On Thursday, 6 November 2014 at 10:52:32 UTC, Ivan Kazmenko wrote:
On Wednesday, 5 November 2014 at 13:34:05 UTC, Marc Schütz
wrote:
On Wednesday, 5 November 2014 at 12:54:03 UTC, Ivan Kazmenko
wrote:
Hi!
This gives an error (cannot deduce template function from
argument types):
-----
import std.algorithm;
void main () {
char [] c;
sort (c);
}
-----
Why is "char []" so special that it can't be sorted?
For example, if I know the array contains only ASCII
characters, sorting it sounds no different to sorting an "int
[]".
Hmm... this doesn't work either:
import std.algorithm;
import std.utf;
void main () {
char [] c;
sort (c.byCodeUnit);
}
But IMO it should.
So, you imply that to use a char array as a RandomAccessRange,
I have to use byCodeUnit? (and it should work, but doesn't?)
Yes.

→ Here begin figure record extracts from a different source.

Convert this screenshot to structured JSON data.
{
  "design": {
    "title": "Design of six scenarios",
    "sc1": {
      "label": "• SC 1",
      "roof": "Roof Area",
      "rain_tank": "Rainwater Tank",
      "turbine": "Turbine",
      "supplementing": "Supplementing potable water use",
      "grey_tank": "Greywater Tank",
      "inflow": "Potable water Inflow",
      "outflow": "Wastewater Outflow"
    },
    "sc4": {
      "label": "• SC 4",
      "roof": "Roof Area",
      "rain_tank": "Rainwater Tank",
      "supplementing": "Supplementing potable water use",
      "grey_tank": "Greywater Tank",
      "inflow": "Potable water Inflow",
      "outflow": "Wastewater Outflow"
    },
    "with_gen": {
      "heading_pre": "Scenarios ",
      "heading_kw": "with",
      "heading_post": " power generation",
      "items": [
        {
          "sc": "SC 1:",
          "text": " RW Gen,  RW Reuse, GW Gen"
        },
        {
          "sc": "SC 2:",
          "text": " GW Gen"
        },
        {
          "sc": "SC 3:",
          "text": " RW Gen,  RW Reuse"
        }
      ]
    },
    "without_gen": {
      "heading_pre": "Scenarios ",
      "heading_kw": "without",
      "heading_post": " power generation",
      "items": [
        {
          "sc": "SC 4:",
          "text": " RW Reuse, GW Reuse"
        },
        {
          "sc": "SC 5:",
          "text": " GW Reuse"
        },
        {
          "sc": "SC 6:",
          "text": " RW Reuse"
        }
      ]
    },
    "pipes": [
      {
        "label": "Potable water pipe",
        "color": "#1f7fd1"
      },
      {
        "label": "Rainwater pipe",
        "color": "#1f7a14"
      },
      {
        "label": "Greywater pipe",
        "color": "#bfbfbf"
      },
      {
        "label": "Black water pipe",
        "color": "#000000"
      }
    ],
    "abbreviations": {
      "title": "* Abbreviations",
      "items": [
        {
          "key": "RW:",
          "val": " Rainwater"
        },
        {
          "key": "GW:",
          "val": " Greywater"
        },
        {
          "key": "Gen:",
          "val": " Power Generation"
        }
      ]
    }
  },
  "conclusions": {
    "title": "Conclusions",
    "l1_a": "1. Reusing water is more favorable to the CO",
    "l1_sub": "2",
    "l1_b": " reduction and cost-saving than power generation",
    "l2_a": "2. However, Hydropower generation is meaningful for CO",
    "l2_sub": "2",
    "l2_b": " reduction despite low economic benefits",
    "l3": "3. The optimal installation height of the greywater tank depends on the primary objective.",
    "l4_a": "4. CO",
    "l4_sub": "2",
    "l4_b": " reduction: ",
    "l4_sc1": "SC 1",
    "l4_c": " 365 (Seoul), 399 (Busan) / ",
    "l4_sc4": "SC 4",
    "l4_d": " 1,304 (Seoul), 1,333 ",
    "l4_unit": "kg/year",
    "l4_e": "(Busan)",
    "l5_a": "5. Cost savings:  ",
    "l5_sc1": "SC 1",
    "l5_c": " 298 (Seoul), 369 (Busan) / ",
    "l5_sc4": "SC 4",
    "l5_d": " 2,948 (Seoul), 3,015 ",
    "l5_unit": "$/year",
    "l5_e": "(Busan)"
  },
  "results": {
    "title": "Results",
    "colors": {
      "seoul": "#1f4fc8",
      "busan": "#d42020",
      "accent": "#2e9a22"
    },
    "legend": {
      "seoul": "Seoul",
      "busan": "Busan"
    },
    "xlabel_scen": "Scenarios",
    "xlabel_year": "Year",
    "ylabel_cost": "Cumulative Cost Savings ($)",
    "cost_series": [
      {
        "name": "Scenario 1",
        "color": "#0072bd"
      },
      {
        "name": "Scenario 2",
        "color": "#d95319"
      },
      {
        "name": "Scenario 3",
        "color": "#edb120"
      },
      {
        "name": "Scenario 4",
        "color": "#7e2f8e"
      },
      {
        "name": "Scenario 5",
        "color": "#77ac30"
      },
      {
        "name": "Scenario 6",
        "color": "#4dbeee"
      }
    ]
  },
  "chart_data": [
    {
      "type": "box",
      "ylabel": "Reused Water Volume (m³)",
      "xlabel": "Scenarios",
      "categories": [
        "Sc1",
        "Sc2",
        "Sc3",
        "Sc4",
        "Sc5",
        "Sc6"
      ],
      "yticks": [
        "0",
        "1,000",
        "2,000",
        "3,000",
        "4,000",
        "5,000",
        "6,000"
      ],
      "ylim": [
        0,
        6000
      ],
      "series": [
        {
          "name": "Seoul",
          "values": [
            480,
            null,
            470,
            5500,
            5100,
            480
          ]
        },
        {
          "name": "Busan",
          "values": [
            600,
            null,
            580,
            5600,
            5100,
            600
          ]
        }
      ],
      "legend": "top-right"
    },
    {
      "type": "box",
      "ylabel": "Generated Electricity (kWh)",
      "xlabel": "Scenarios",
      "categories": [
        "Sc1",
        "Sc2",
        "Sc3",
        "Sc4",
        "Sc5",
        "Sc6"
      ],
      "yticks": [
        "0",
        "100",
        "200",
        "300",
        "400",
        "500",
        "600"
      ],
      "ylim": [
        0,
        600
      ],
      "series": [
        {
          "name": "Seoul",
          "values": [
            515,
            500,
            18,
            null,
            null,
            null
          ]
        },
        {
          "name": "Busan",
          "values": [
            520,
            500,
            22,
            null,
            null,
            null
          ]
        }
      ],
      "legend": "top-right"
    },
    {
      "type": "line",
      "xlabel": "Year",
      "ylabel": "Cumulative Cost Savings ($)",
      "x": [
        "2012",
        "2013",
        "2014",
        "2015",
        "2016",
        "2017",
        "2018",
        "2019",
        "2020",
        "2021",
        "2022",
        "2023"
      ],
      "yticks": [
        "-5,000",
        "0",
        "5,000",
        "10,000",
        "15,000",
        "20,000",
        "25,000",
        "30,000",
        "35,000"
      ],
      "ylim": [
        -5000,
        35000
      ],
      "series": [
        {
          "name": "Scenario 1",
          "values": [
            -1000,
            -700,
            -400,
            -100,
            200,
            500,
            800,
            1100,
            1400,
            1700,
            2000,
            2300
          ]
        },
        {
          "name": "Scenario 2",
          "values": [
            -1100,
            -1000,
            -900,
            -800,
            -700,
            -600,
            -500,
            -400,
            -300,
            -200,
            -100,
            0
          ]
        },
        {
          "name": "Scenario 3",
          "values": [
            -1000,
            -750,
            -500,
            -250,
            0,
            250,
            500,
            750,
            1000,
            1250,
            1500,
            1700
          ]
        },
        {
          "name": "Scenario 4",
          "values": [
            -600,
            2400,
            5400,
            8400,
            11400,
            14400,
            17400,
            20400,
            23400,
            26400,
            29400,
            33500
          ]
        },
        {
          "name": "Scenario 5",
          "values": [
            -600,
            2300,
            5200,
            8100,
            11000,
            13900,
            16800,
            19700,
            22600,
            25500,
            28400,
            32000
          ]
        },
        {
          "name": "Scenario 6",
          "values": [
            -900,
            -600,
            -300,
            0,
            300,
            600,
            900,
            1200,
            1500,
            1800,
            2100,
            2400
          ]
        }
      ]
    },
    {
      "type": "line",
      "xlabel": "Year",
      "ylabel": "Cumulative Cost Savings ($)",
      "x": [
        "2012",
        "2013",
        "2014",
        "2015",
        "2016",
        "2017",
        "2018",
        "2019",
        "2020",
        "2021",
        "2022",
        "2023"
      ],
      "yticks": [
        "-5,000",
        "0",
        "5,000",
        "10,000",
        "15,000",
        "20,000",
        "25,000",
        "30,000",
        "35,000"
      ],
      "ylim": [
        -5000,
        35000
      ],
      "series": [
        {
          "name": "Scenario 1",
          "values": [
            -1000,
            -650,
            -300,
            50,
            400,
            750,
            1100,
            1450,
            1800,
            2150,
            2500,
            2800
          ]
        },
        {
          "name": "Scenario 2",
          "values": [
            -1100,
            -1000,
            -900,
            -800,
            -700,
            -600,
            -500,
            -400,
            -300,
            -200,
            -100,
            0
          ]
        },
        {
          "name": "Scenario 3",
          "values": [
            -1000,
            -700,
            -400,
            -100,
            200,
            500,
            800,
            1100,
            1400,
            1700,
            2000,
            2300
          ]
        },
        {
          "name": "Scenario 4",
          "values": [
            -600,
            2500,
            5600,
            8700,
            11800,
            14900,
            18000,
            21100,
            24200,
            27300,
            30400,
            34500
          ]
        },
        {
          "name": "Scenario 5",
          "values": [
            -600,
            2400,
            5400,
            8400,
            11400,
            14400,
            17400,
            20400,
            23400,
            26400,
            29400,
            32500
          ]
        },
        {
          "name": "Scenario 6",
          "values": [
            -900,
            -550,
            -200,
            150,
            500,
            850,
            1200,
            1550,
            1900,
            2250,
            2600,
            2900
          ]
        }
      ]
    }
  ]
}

H.S. Teoh has already submitted a PR to fix it.
Fine, but how does one learn that except by asking here?
Googling did not produce meaningful results for me.
For example, isRandomAccessRange[0] states the problem:
-----
Although char[] and wchar[] (as well as their qualified
versions including string and wstring) are arrays,
isRandomAccessRange yields false for them because they use
variable-length encodings (UTF-8 and UTF-16 respectively).
These types are bidirectional ranges only.
-----
but does not offer a solution. If (when) byCodeUnit does
really provide a random-access range, it would be desirable to
have it linked where the problem is stated.
[0] http://dlang.org/phobos/std_range.html#.isRandomAccessRange
I agree. But how should it be implemented? We would have to
modify algorithms that require an RA range to also accept char[],
but then print an error message with the suggestion to use
byCodeUnit. I think that's not practicable. Any better ideas?